Он зевнул, попрощался с Угодиным, подавив приступ дикого отвращения, пожал Лене руку и, поднявшись из-за стола, направился к выходу. Бар располагался в подвале. Танин миновал гардероб, легко взбежал по крутой лестнице и, выйдя из помещения, не спеша пошел к своему авто.
* * *
Приехав домой, Китаец залез в горячую ванну. Лежа в ней, он размышлял о том, что сказал ему Угодин. У Танина не было оснований доверять этому пройдошливому журналисту, склонному все преувеличивать.
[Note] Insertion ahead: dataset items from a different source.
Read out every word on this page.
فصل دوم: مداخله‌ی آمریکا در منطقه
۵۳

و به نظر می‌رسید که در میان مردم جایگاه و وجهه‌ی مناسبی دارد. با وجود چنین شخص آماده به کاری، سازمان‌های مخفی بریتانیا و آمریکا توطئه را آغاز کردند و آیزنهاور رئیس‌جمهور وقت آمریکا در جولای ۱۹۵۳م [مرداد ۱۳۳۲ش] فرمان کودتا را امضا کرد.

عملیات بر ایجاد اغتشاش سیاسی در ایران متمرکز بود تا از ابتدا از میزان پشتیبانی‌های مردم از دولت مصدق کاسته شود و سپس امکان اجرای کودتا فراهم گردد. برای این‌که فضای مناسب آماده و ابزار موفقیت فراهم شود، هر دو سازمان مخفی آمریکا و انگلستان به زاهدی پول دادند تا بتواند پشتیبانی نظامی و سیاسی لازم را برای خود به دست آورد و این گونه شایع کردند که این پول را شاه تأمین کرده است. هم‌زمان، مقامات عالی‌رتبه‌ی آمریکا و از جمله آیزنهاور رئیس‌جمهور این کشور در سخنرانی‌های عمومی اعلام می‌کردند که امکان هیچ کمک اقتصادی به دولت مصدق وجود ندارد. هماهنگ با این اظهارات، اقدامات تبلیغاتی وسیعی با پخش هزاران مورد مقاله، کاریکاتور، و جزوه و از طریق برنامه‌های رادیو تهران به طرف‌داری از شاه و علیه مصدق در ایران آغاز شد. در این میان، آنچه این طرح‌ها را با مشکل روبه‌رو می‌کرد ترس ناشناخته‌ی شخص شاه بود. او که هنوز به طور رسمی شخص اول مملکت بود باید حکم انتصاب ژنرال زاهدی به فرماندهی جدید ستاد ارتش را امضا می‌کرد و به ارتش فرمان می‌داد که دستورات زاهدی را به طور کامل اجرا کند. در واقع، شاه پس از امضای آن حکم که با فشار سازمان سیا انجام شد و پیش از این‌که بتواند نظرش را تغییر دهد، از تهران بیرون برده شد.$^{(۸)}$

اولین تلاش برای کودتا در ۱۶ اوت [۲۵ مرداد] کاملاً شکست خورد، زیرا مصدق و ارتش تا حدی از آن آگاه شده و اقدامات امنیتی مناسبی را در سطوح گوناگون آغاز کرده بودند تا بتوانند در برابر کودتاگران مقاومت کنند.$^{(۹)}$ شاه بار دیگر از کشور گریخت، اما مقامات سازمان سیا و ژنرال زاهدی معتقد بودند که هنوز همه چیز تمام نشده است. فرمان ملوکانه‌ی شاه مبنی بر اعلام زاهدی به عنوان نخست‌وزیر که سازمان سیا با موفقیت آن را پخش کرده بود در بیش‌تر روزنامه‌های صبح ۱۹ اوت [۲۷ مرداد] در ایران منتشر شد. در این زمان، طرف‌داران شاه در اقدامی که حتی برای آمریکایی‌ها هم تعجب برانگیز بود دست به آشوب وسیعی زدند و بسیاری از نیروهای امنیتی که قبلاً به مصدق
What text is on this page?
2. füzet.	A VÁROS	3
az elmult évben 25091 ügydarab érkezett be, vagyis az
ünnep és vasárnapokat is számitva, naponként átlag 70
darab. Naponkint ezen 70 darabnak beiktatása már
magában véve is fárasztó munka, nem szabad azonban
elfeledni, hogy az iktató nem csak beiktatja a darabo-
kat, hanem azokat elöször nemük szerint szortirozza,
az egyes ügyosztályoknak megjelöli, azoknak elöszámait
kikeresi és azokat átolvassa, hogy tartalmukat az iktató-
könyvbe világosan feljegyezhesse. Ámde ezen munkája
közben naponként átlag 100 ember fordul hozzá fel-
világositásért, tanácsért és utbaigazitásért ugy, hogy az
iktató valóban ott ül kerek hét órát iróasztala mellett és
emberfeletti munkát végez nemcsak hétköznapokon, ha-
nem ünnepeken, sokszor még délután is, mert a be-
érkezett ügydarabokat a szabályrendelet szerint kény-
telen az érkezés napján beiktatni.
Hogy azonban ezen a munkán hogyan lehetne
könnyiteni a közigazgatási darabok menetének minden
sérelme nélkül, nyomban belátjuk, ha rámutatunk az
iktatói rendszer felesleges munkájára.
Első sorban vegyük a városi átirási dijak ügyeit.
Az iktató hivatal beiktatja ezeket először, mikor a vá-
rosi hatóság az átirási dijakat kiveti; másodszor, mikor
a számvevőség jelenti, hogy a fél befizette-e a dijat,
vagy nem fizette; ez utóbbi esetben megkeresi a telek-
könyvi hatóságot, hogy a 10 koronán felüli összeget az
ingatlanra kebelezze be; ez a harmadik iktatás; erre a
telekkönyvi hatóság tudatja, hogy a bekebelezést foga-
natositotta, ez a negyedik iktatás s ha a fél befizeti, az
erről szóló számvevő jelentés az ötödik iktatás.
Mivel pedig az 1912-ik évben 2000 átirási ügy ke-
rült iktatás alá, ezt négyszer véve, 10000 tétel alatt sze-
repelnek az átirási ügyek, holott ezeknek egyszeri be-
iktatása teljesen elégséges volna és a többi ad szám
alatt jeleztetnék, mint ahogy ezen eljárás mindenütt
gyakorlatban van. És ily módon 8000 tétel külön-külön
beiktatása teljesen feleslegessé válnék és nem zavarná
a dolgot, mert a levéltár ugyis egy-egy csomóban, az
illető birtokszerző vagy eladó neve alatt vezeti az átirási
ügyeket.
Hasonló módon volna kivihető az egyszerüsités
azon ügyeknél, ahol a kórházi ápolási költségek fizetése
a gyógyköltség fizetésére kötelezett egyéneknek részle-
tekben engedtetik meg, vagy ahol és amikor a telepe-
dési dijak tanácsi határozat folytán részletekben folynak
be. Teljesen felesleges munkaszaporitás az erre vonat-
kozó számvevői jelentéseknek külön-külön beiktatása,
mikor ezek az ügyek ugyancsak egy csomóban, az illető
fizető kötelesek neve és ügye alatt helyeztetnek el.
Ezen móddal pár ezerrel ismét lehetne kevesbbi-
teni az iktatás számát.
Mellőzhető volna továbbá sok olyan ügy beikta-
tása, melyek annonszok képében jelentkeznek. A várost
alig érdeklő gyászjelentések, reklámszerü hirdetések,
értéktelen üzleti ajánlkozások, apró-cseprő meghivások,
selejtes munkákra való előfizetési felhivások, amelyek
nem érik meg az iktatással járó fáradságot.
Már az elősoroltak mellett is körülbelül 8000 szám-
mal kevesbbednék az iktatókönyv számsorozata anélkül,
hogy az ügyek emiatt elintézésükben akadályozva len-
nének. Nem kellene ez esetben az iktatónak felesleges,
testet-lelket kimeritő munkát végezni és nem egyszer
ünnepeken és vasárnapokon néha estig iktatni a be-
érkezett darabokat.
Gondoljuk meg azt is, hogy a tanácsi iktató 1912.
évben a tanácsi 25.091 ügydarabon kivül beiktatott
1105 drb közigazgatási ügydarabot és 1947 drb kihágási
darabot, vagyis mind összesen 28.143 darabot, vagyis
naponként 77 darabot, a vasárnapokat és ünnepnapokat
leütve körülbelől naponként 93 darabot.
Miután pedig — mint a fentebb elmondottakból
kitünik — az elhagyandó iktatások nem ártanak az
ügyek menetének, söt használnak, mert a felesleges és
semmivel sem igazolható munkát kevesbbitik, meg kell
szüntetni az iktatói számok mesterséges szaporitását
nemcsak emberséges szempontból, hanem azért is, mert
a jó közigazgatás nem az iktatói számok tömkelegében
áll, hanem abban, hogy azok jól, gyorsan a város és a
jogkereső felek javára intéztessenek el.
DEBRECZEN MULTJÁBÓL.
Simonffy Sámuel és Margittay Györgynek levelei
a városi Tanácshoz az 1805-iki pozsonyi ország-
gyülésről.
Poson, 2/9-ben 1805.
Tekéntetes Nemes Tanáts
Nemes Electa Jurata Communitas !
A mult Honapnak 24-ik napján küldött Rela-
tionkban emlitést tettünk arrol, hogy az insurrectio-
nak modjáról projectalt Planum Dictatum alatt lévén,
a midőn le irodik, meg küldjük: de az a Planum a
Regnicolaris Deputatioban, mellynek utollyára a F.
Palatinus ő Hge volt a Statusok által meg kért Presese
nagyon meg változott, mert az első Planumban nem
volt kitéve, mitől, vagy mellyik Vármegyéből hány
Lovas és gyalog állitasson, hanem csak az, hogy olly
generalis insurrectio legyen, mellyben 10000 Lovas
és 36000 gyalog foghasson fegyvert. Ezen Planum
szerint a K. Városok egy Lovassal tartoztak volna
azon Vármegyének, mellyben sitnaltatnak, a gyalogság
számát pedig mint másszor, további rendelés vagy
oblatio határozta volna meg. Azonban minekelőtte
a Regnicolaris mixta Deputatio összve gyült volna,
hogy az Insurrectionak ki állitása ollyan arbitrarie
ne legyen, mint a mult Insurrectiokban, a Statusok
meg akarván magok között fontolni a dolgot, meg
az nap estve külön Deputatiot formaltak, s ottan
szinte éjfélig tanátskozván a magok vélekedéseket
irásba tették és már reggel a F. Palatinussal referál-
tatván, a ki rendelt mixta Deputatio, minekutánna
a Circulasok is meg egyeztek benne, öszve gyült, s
Китаец неплохо знал его. Знал, что для Лени тонкие переходы и нюансы почти всегда оставались неуловимыми. Он предпочитал резкие контрасты и либо пел кому-нибудь оглушительные дифирамбы, либо безоговорочно чернил. Китаец недоумевал по поводу того, как мог Эванс, не будучи совладельцем «Виктории», заручаться поддержкой партнеров, брать у них деньги, швырять их направо-налево, жить за счет корпорации в гостинице. Это было не ясно.
Потом, если Эванс так плох и везде виноват, почему он обратился в суд? «Подмазал», – сказал Угодин. Но толком Леня этого обстоятельства объяснить не мог. Конечно, и у его компетенции есть пределы. Китаец вспомнил одну из статей Лени, посвященную теннисисту-вундеркинду. Он высоко отзывался о чувстве юмора спортсмена, но все же и ему, этому чувству, решил задать твердые границы, написав: «С другой стороны, какое бы ни было безграничное чувство юмора, даже такое, как у Пафина, – и оно может иметь четкие пределы». Китаец помнил эту нелепую и претенциозную фразу дословно. Когда он встречал Леню, первое, что возникало в его голове, было как раз это предложение. Он подсмеивался над Леней, всякий раз цитируя ему его знаменитую фразу, и с иронией восхищался тонким знанием и мастерским владением Леней приемами диалектики. Безграничное, согласно Лениному разумению, имело границы. Чем не Гегель?